Anectote Near Mishap – I was also on the last Matador launches from the Cape. We fired four in one day. I believe it was our 3rd launch the thing would not turn right after clearing the beach so the guys in Misq gave it three lefts and flew it down to the theoretical target in the Bahamas to become a future habitat for lobsters.


From: Dick Beal
Sent: Thursday, July 26, 2012
To: TAC Missileers
Subject: More on Cape Clobbers

Hi Russ,

Other clobbers – A Polaris was blown up over the Cape with the second stage landing in the Banana River just west of Caver’s Trailer Park in what is today the City of Cape Canaveral. It later became known as a ICBRM Inter Continental Banana River Missile.

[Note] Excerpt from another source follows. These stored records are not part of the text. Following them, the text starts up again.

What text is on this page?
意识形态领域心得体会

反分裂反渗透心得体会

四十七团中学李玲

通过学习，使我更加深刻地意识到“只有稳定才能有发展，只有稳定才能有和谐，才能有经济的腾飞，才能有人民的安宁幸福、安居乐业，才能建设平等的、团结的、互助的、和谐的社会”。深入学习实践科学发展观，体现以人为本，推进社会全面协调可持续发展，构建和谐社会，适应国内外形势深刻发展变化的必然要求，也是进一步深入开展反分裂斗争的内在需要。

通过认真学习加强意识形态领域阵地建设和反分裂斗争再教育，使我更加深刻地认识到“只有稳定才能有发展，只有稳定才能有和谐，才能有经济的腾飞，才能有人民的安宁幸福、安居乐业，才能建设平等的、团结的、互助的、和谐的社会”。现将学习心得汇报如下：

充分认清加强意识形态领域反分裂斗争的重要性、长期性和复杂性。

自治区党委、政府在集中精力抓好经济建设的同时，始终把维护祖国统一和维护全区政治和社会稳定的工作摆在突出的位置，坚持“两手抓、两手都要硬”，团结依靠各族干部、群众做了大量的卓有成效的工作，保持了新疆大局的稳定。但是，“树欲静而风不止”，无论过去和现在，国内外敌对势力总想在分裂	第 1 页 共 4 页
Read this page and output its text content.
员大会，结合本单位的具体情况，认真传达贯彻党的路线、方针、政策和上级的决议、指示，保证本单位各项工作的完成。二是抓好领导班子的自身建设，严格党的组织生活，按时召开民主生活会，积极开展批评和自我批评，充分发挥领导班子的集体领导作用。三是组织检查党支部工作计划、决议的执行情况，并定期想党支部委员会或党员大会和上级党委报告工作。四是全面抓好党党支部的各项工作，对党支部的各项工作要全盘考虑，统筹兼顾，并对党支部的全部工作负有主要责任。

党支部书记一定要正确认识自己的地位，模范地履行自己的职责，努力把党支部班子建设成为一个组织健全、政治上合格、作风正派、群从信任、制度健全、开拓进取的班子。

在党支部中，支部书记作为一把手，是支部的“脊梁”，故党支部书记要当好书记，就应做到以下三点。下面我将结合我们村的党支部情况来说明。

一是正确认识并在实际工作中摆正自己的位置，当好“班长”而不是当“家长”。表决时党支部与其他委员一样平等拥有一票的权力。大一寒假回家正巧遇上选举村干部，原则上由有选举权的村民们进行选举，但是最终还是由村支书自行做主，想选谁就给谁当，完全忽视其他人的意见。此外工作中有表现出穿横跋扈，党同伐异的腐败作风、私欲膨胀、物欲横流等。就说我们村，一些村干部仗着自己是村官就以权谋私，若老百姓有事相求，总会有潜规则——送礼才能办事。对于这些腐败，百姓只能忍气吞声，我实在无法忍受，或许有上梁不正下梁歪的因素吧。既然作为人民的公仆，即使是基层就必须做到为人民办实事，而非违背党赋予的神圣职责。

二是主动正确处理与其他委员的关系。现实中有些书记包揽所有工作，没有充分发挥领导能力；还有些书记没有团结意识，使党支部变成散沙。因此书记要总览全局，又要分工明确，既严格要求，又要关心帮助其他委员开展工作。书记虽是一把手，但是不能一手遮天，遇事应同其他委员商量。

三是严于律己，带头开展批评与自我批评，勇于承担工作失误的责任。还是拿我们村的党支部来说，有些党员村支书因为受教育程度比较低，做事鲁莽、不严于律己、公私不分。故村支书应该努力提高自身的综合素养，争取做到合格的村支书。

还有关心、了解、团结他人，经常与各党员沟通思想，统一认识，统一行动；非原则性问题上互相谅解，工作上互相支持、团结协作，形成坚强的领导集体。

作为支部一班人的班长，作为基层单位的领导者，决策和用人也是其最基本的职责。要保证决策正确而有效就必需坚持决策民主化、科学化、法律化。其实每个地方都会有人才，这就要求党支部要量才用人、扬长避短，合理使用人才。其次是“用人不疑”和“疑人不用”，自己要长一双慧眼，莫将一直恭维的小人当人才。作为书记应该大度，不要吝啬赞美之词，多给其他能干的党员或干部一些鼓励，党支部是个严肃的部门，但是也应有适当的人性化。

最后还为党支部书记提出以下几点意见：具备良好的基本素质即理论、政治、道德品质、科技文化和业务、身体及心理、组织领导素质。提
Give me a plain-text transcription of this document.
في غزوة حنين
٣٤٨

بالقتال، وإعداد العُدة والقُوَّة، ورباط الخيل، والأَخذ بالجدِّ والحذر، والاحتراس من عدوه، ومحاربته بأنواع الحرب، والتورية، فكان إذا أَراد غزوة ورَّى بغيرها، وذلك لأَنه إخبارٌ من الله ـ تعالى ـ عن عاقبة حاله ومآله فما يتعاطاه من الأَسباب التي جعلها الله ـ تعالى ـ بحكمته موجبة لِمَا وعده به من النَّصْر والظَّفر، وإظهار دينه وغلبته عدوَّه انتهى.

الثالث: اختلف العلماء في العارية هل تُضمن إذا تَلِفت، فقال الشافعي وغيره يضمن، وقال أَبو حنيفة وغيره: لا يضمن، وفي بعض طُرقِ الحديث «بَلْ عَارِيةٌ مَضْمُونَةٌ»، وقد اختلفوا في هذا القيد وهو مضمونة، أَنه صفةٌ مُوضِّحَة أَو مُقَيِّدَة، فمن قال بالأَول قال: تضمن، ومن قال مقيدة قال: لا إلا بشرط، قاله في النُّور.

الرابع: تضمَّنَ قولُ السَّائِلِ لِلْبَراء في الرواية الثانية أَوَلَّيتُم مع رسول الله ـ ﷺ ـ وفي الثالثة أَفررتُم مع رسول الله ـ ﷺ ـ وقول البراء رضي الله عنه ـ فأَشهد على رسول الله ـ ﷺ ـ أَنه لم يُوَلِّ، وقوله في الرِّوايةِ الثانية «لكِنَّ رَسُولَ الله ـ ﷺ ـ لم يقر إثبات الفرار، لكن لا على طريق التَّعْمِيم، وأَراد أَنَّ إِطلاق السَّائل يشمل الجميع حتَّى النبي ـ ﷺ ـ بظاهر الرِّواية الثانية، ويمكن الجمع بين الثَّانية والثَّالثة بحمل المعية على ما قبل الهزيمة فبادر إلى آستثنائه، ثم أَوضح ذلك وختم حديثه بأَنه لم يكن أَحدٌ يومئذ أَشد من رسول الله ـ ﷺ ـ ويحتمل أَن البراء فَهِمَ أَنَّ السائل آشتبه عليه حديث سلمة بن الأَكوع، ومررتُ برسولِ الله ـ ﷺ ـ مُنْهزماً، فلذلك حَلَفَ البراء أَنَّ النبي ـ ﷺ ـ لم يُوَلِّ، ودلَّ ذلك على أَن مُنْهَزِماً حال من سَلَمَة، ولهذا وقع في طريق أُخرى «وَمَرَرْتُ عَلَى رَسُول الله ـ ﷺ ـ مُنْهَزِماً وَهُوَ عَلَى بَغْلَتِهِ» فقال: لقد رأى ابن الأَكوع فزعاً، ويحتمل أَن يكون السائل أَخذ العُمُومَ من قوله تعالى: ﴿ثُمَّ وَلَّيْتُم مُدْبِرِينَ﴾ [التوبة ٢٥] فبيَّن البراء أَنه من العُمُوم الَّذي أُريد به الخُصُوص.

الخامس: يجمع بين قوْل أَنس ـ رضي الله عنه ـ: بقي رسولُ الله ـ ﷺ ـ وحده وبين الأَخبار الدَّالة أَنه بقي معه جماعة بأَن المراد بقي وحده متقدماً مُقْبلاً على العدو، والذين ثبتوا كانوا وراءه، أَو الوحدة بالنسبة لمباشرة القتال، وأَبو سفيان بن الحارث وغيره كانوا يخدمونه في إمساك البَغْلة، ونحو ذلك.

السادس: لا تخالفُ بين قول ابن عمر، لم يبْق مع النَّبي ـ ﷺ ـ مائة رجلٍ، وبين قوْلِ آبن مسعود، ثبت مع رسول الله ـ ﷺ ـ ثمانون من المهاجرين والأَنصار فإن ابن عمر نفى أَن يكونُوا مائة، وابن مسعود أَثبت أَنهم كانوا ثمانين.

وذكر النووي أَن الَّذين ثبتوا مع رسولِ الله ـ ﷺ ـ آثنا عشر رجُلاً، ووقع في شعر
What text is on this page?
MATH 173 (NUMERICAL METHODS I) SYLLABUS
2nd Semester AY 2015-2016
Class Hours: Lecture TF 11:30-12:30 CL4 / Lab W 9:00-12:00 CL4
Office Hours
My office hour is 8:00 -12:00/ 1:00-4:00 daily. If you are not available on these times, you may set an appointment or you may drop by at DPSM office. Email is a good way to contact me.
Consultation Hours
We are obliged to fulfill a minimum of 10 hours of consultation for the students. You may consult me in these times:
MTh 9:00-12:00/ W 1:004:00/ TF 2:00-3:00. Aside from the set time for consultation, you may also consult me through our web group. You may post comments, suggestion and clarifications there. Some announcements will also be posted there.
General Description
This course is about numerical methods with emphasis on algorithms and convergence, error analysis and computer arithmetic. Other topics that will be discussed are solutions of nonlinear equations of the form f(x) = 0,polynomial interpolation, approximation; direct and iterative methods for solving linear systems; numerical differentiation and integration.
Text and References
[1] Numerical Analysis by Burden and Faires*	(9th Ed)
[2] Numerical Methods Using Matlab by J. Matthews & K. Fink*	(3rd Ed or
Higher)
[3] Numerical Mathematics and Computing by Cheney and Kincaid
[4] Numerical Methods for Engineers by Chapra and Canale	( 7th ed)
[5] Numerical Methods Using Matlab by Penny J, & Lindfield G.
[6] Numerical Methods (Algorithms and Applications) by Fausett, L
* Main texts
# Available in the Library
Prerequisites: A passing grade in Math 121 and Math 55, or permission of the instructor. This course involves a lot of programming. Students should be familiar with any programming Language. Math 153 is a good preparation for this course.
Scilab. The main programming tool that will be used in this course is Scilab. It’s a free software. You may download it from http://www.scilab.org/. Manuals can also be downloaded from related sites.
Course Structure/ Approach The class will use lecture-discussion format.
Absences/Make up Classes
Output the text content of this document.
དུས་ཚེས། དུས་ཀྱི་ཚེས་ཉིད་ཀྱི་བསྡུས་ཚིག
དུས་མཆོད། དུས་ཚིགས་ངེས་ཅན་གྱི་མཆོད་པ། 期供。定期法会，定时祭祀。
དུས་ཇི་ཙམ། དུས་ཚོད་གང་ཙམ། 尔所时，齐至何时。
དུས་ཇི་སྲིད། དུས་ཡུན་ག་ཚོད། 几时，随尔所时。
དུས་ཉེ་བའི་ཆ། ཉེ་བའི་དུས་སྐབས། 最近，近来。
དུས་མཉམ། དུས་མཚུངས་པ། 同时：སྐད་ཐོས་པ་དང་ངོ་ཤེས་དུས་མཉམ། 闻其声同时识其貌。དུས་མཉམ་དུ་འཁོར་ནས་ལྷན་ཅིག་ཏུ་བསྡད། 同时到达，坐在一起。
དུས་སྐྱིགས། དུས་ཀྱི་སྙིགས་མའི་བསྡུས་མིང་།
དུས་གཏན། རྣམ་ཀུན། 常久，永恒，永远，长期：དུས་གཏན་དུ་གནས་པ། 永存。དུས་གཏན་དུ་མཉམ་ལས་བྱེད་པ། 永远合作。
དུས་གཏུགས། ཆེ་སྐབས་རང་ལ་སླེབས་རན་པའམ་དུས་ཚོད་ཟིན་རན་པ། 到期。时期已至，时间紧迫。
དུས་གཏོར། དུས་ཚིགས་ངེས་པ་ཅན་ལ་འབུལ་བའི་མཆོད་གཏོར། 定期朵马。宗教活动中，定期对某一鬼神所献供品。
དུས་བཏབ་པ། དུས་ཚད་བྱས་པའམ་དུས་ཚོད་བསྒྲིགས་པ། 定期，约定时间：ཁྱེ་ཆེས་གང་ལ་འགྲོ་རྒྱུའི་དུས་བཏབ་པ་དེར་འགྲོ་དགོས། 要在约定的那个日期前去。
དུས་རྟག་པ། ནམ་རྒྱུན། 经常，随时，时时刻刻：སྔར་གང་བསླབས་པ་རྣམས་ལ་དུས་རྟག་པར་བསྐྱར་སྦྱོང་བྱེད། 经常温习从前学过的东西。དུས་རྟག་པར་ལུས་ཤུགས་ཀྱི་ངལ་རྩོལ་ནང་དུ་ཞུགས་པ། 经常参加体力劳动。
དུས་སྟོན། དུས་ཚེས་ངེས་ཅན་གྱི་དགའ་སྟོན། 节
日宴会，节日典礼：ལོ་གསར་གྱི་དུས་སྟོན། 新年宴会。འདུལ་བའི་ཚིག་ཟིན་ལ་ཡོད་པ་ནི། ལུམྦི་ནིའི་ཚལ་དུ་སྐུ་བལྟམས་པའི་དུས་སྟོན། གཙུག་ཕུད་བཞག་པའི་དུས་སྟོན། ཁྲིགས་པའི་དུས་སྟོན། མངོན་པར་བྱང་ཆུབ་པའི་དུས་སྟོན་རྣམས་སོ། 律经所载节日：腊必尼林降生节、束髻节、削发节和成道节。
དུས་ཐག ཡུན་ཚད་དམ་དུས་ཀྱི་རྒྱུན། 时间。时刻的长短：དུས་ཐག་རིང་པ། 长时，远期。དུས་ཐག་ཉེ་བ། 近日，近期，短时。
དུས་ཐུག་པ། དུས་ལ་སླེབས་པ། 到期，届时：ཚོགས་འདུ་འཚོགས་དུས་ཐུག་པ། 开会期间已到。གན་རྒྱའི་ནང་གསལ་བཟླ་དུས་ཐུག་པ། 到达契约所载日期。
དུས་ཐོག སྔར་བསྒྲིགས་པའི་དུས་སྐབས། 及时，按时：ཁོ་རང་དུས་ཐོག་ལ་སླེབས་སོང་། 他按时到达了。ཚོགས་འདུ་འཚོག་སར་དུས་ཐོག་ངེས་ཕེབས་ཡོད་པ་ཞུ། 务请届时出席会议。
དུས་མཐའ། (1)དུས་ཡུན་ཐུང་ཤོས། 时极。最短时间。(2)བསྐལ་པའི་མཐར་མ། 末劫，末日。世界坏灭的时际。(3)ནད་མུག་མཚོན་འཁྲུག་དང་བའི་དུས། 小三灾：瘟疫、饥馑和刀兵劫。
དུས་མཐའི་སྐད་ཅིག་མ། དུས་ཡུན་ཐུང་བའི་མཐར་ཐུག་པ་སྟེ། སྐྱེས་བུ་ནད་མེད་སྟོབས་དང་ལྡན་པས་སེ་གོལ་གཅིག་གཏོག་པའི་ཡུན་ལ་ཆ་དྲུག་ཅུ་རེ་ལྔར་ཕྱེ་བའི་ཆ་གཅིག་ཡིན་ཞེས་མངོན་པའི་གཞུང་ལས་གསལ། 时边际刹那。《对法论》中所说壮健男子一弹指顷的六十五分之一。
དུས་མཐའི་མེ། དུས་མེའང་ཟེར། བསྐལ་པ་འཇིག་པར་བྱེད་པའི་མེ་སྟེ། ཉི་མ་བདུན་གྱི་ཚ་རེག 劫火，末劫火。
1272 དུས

The Snark was often a disaster due to the angled, twin booster bottles that seldom fired simultaneously as designed. They sent the missile cart wheeling off into the ocean, the waters off Cape Canaveral became known as Snark Infested Waters.

Probably the strangest clobber was not a missile but a B52 bomber in mid-1960. I was working evenings in the explosives area and we got word to evacuate because a B52 had just left McCoy AFB Orlando and was in trouble. It was headed toward the Cape. Seems the personnel bailed out mostly over the Mormon Ranch and the last of the crew over Merritt Island. It just so happened there was a Nuclear Submarine tied up at the Port. The sailors were off duty and in the Greenhouse, basically a day-room, drinking beer & shooting pool. The B52 just cleared the Port Water Tower and crashed into the ocean. I later heard there were some really shook up sailors because the blast broke some windows in the Greenhouse.

As I recall more I’ll forward it.

Dick Beal


From: Dick Beal
Sent: Friday, July 27, 2012
To: TAC Missileers
Subject: Orlando AFB Film

Hi Russ,

At the Orlando AFB Special Weapons Training Building they had a film (movie) of nothing but sequence after sequence of various missiles blowing up, many on the pad. It ended with launching the Cape Canaveral Lighthouse.

Instructors would sometimes show it to their students as a break from watching all the films of atomic bomb tests (Up Shot Naho, Bikini Atoll, etc etc)

If Tom could locate that film it would give him plenty of information.